We are at the 8 day mark here people, and I’m probably too old and a little too late for making a Christmas list, but since when has that stopped me?

Let’s have the list, shall we?

5. The body of a Victoria’s Secret model. I will take those curves and legs as my own any day, please and thank you.

4. A time machine. Who wouldn’t love to zip around time and space and see some really cool sh*t? I’m thinking a morning spent in the future, about 2050, checking out if the sun actually still rises or if we all live in a space station, then a night at a New York speakeasy in the 1920’s.

3. A domestic cat the size of a lion. Yes, I know, lions are cats, but I mean, I just want my cat to be the size of a lion. That would be the best cuddle pet ever. She is far less vicious and I wouldn’t be afraid of her eating me.

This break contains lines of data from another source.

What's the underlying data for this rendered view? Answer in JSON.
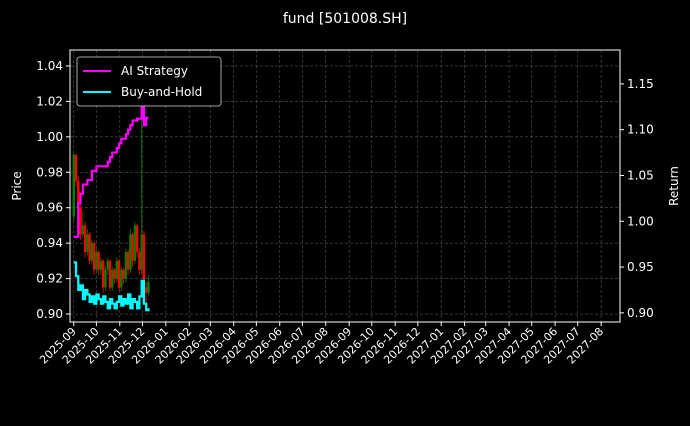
{
  "chart_data": {
    "type": "line",
    "title": "fund [501008.SH]",
    "ylabel": "Price",
    "ylabel_right": "Return",
    "grid": true,
    "legend_position": "top-left",
    "background": "#000000",
    "xlim": [
      "2025-08-27",
      "2027-08-26"
    ],
    "ylim": [
      0.8955,
      1.049
    ],
    "ylim_right": [
      0.89,
      1.187
    ],
    "x_ticks": [
      "2025-09",
      "2025-10",
      "2025-11",
      "2025-12",
      "2026-01",
      "2026-02",
      "2026-03",
      "2026-04",
      "2026-05",
      "2026-06",
      "2026-07",
      "2026-08",
      "2026-09",
      "2026-10",
      "2026-11",
      "2026-12",
      "2027-01",
      "2027-02",
      "2027-03",
      "2027-04",
      "2027-05",
      "2027-06",
      "2027-07",
      "2027-08"
    ],
    "y_ticks": [
      "0.90",
      "0.92",
      "0.94",
      "0.96",
      "0.98",
      "1.00",
      "1.02",
      "1.04"
    ],
    "y_ticks_right": [
      "0.90",
      "0.95",
      "1.00",
      "1.05",
      "1.10",
      "1.15"
    ],
    "dates": [
      "2025-09-01",
      "2025-09-04",
      "2025-09-07",
      "2025-09-10",
      "2025-09-13",
      "2025-09-16",
      "2025-09-19",
      "2025-09-22",
      "2025-09-25",
      "2025-09-28",
      "2025-10-01",
      "2025-10-04",
      "2025-10-07",
      "2025-10-10",
      "2025-10-13",
      "2025-10-16",
      "2025-10-19",
      "2025-10-22",
      "2025-10-25",
      "2025-10-28",
      "2025-10-31",
      "2025-11-03",
      "2025-11-06",
      "2025-11-09",
      "2025-11-12",
      "2025-11-15",
      "2025-11-18",
      "2025-11-21",
      "2025-11-24",
      "2025-11-27",
      "2025-11-30",
      "2025-12-03",
      "2025-12-06",
      "2025-12-09"
    ],
    "candles": {
      "up_color": "#008000",
      "down_color": "#ff0000",
      "open": [
        0.955,
        0.99,
        0.975,
        0.96,
        0.945,
        0.95,
        0.935,
        0.945,
        0.93,
        0.94,
        0.925,
        0.935,
        0.925,
        0.93,
        0.915,
        0.925,
        0.93,
        0.915,
        0.925,
        0.92,
        0.93,
        0.915,
        0.925,
        0.92,
        0.935,
        0.925,
        0.945,
        0.93,
        0.95,
        0.935,
        0.925,
        0.945,
        0.915,
        0.912
      ],
      "close": [
        0.99,
        0.975,
        0.96,
        0.945,
        0.95,
        0.935,
        0.945,
        0.93,
        0.94,
        0.925,
        0.935,
        0.925,
        0.93,
        0.915,
        0.925,
        0.93,
        0.915,
        0.925,
        0.92,
        0.93,
        0.915,
        0.925,
        0.92,
        0.935,
        0.925,
        0.945,
        0.93,
        0.95,
        0.935,
        0.925,
        0.945,
        0.915,
        0.912,
        0.918
      ],
      "high": [
        0.992,
        0.99,
        0.978,
        0.962,
        0.958,
        0.952,
        0.948,
        0.946,
        0.942,
        0.941,
        0.937,
        0.936,
        0.932,
        0.931,
        0.927,
        0.932,
        0.931,
        0.927,
        0.926,
        0.932,
        0.931,
        0.927,
        0.926,
        0.937,
        0.936,
        0.948,
        0.946,
        0.952,
        0.951,
        0.937,
        1.01,
        0.947,
        0.918,
        0.922
      ],
      "low": [
        0.952,
        0.972,
        0.957,
        0.942,
        0.943,
        0.932,
        0.933,
        0.928,
        0.928,
        0.922,
        0.923,
        0.922,
        0.922,
        0.912,
        0.913,
        0.922,
        0.913,
        0.913,
        0.917,
        0.918,
        0.913,
        0.913,
        0.917,
        0.918,
        0.922,
        0.923,
        0.927,
        0.928,
        0.932,
        0.922,
        0.922,
        0.905,
        0.902,
        0.91
      ]
    },
    "series": [
      {
        "name": "AI Strategy",
        "color": "#ff00ff",
        "axis": "right",
        "values": [
          0.983,
          0.983,
          1.02,
          1.03,
          1.04,
          1.04,
          1.045,
          1.045,
          1.055,
          1.055,
          1.06,
          1.06,
          1.06,
          1.06,
          1.06,
          1.065,
          1.07,
          1.075,
          1.075,
          1.08,
          1.085,
          1.09,
          1.09,
          1.095,
          1.1,
          1.105,
          1.11,
          1.11,
          1.112,
          1.112,
          1.125,
          1.105,
          1.113,
          1.113
        ]
      },
      {
        "name": "Buy-and-Hold",
        "color": "#00ffff",
        "axis": "right",
        "values": [
          0.955,
          0.94,
          0.925,
          0.93,
          0.915,
          0.925,
          0.92,
          0.912,
          0.918,
          0.91,
          0.92,
          0.915,
          0.91,
          0.918,
          0.912,
          0.905,
          0.915,
          0.91,
          0.905,
          0.912,
          0.918,
          0.908,
          0.915,
          0.91,
          0.92,
          0.905,
          0.915,
          0.912,
          0.905,
          0.918,
          0.935,
          0.91,
          0.903,
          0.905
        ]
      }
    ]
  }
}
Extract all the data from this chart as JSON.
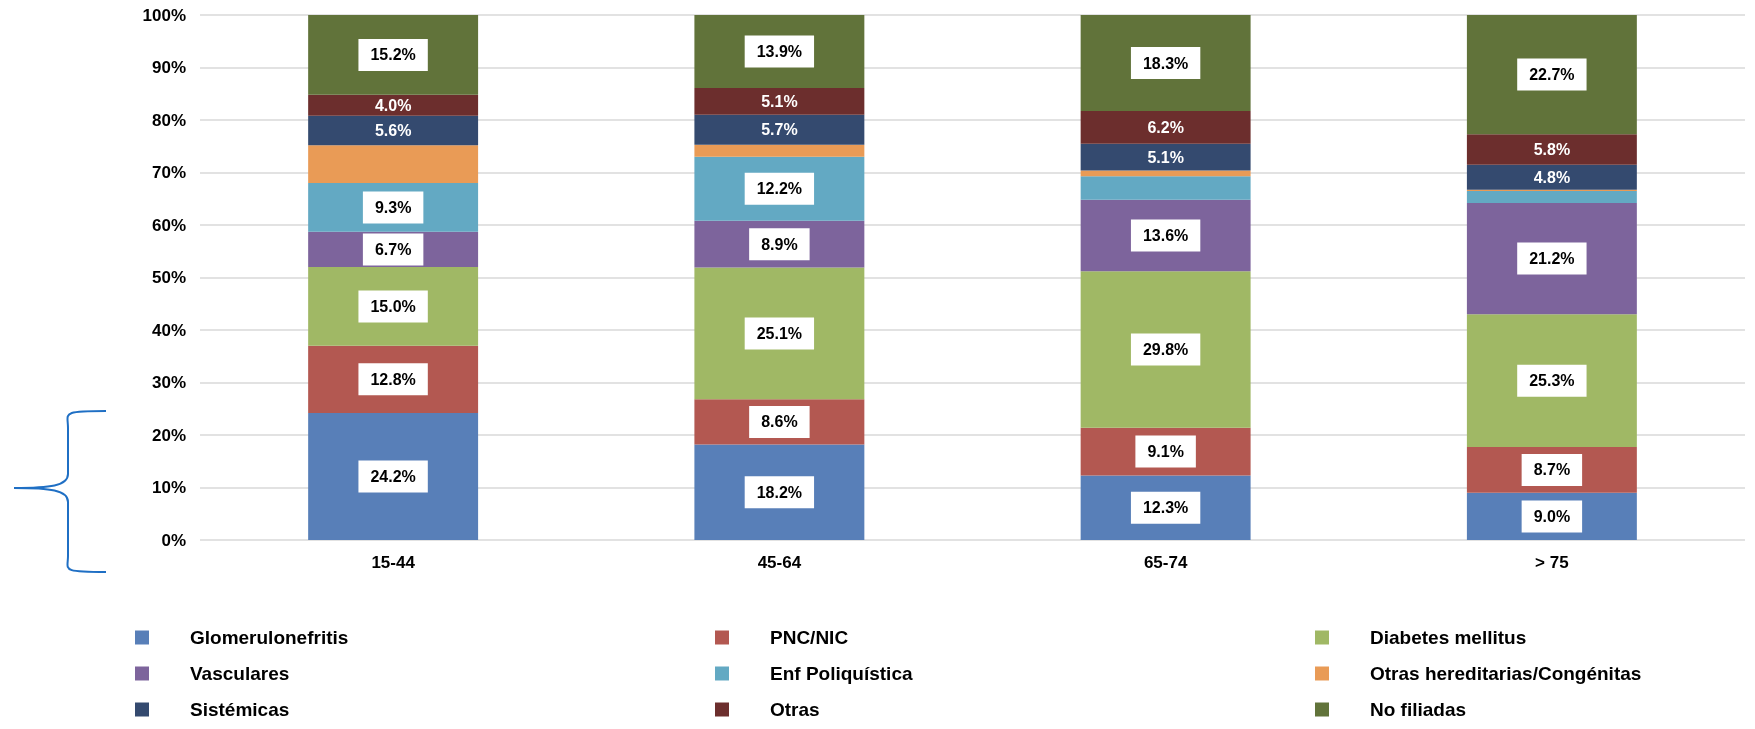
{
  "chart_data": {
    "type": "bar",
    "stacked": true,
    "categories": [
      "15-44",
      "45-64",
      "65-74",
      "> 75"
    ],
    "series": [
      {
        "name": "Glomerulonefritis",
        "color": "#587fb8",
        "values": [
          24.2,
          18.2,
          12.3,
          9.0
        ],
        "value_labels": [
          "24.2%",
          "18.2%",
          "12.3%",
          "9.0%"
        ]
      },
      {
        "name": "PNC/NIC",
        "color": "#b35851",
        "values": [
          12.8,
          8.6,
          9.1,
          8.7
        ],
        "value_labels": [
          "12.8%",
          "8.6%",
          "9.1%",
          "8.7%"
        ]
      },
      {
        "name": "Diabetes mellitus",
        "color": "#a0b865",
        "values": [
          15.0,
          25.1,
          29.8,
          25.3
        ],
        "value_labels": [
          "15.0%",
          "25.1%",
          "29.8%",
          "25.3%"
        ]
      },
      {
        "name": "Vasculares",
        "color": "#7d649c",
        "values": [
          6.7,
          8.9,
          13.6,
          21.2
        ],
        "value_labels": [
          "6.7%",
          "8.9%",
          "13.6%",
          "21.2%"
        ]
      },
      {
        "name": "Enf Poliquística",
        "color": "#63a9c3",
        "values": [
          9.3,
          12.2,
          4.5,
          2.3
        ],
        "value_labels": [
          "9.3%",
          "12.2%",
          null,
          null
        ]
      },
      {
        "name": "Otras hereditarias/Congénitas",
        "color": "#e99b56",
        "values": [
          7.2,
          2.3,
          1.1,
          0.2
        ],
        "value_labels": [
          null,
          null,
          null,
          null
        ]
      },
      {
        "name": "Sistémicas",
        "color": "#344a6f",
        "values": [
          5.6,
          5.7,
          5.1,
          4.8
        ],
        "value_labels": [
          "5.6%",
          "5.7%",
          "5.1%",
          "4.8%"
        ]
      },
      {
        "name": "Otras",
        "color": "#6c2e2d",
        "values": [
          4.0,
          5.1,
          6.2,
          5.8
        ],
        "value_labels": [
          "4.0%",
          "5.1%",
          "6.2%",
          "5.8%"
        ]
      },
      {
        "name": "No filiadas",
        "color": "#61733a",
        "values": [
          15.2,
          13.9,
          18.3,
          22.7
        ],
        "value_labels": [
          "15.2%",
          "13.9%",
          "18.3%",
          "22.7%"
        ]
      }
    ],
    "ylim": [
      0,
      100
    ],
    "yticks": [
      {
        "value": 0,
        "label": "0%"
      },
      {
        "value": 10,
        "label": "10%"
      },
      {
        "value": 20,
        "label": "20%"
      },
      {
        "value": 30,
        "label": "30%"
      },
      {
        "value": 40,
        "label": "40%"
      },
      {
        "value": 50,
        "label": "50%"
      },
      {
        "value": 60,
        "label": "60%"
      },
      {
        "value": 70,
        "label": "70%"
      },
      {
        "value": 80,
        "label": "80%"
      },
      {
        "value": 90,
        "label": "90%"
      },
      {
        "value": 100,
        "label": "100%"
      }
    ],
    "grid": "y",
    "legend": "bottom"
  }
}
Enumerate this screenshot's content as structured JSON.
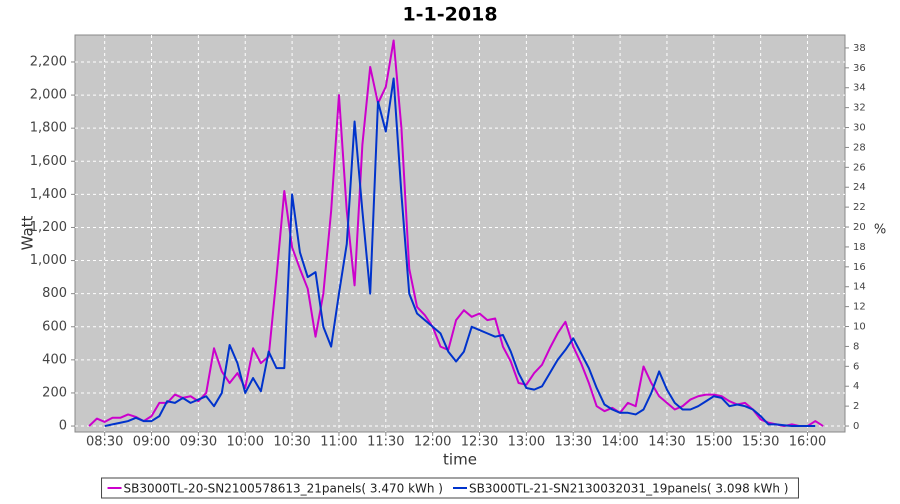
{
  "chart_data": {
    "type": "line",
    "title": "1-1-2018",
    "x_label": "time",
    "y_label": "Watt",
    "y2_label": "%",
    "x": [
      "08:20",
      "08:25",
      "08:30",
      "08:35",
      "08:40",
      "08:45",
      "08:50",
      "08:55",
      "09:00",
      "09:05",
      "09:10",
      "09:15",
      "09:20",
      "09:25",
      "09:30",
      "09:35",
      "09:40",
      "09:45",
      "09:50",
      "09:55",
      "10:00",
      "10:05",
      "10:10",
      "10:15",
      "10:20",
      "10:25",
      "10:30",
      "10:35",
      "10:40",
      "10:45",
      "10:50",
      "10:55",
      "11:00",
      "11:05",
      "11:10",
      "11:15",
      "11:20",
      "11:25",
      "11:30",
      "11:35",
      "11:40",
      "11:45",
      "11:50",
      "11:55",
      "12:00",
      "12:05",
      "12:10",
      "12:15",
      "12:20",
      "12:25",
      "12:30",
      "12:35",
      "12:40",
      "12:45",
      "12:50",
      "12:55",
      "13:00",
      "13:05",
      "13:10",
      "13:15",
      "13:20",
      "13:25",
      "13:30",
      "13:35",
      "13:40",
      "13:45",
      "13:50",
      "13:55",
      "14:00",
      "14:05",
      "14:10",
      "14:15",
      "14:20",
      "14:25",
      "14:30",
      "14:35",
      "14:40",
      "14:45",
      "14:50",
      "14:55",
      "15:00",
      "15:05",
      "15:10",
      "15:15",
      "15:20",
      "15:25",
      "15:30",
      "15:35",
      "15:40",
      "15:45",
      "15:50",
      "15:55",
      "16:00",
      "16:05",
      "16:10"
    ],
    "series": [
      {
        "name": "SB3000TL-20-SN2100578613_21panels( 3.470 kWh )",
        "color": "#cc00cc",
        "values": [
          0,
          45,
          25,
          50,
          50,
          70,
          55,
          30,
          60,
          140,
          140,
          190,
          170,
          180,
          150,
          200,
          470,
          330,
          260,
          320,
          230,
          470,
          380,
          420,
          900,
          1420,
          1080,
          950,
          830,
          540,
          800,
          1300,
          2000,
          1300,
          850,
          1700,
          2170,
          1950,
          2050,
          2330,
          1800,
          950,
          720,
          670,
          600,
          480,
          460,
          640,
          700,
          660,
          680,
          640,
          650,
          480,
          390,
          260,
          250,
          320,
          370,
          470,
          560,
          630,
          480,
          380,
          260,
          120,
          90,
          110,
          80,
          140,
          120,
          360,
          260,
          180,
          140,
          100,
          120,
          160,
          180,
          190,
          190,
          180,
          150,
          130,
          140,
          100,
          40,
          20,
          10,
          0,
          10,
          0,
          0,
          30,
          0
        ]
      },
      {
        "name": "SB3000TL-21-SN2130032031_19panels( 3.098 kWh )",
        "color": "#0033cc",
        "values": [
          null,
          null,
          0,
          10,
          20,
          30,
          50,
          30,
          30,
          60,
          150,
          140,
          170,
          140,
          160,
          180,
          120,
          200,
          490,
          380,
          200,
          290,
          210,
          450,
          350,
          350,
          1400,
          1050,
          900,
          930,
          600,
          480,
          800,
          1100,
          1840,
          1300,
          800,
          1960,
          1780,
          2100,
          1400,
          800,
          680,
          640,
          600,
          560,
          450,
          390,
          450,
          600,
          580,
          560,
          540,
          550,
          450,
          320,
          230,
          220,
          240,
          320,
          400,
          460,
          530,
          440,
          350,
          230,
          130,
          100,
          80,
          80,
          70,
          100,
          200,
          330,
          220,
          140,
          100,
          100,
          120,
          150,
          180,
          170,
          120,
          130,
          120,
          100,
          60,
          10,
          10,
          5,
          0,
          0,
          0,
          0,
          null
        ]
      }
    ],
    "xlim": [
      "08:11",
      "16:24"
    ],
    "xticks": [
      "08:30",
      "09:00",
      "09:30",
      "10:00",
      "10:30",
      "11:00",
      "11:30",
      "12:00",
      "12:30",
      "13:00",
      "13:30",
      "14:00",
      "14:30",
      "15:00",
      "15:30",
      "16:00"
    ],
    "ylim": [
      -36,
      2363
    ],
    "yticks": [
      0,
      200,
      400,
      600,
      800,
      {
        "value": 1000,
        "label": "1,000"
      },
      {
        "value": 1200,
        "label": "1,200"
      },
      {
        "value": 1400,
        "label": "1,400"
      },
      {
        "value": 1600,
        "label": "1,600"
      },
      {
        "value": 1800,
        "label": "1,800"
      },
      {
        "value": 2000,
        "label": "2,000"
      },
      {
        "value": 2200,
        "label": "2,200"
      }
    ],
    "y2lim": [
      -0.6,
      39.3
    ],
    "y2ticks": [
      0,
      2,
      4,
      6,
      8,
      10,
      12,
      14,
      16,
      18,
      20,
      22,
      24,
      26,
      28,
      30,
      32,
      34,
      36,
      38
    ],
    "grid": true,
    "background": "#c8c8c8",
    "legend": "bottom"
  }
}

2. To miraculously be able to speak, read, write and understand every language known to man kind. Because, what is the nail technician really saying in her native tongue?

1. Colton Haynes. In nothing but a Santa hat.

Wait! I just thought of something even better that I want. For Christmas, I would really love it if Colton Haynes picked me (me with my new 5’9″, 34-24-34 body) up in his time machine, which contained my giant domestic cat, and he flew me all around the world, where we got to meet people in every country, since there would be no language barrier, we could see the future, the past, everything really.

That would be the perfect Christmas gift, so anyone who isn’t sure what to get me… You’re welcome.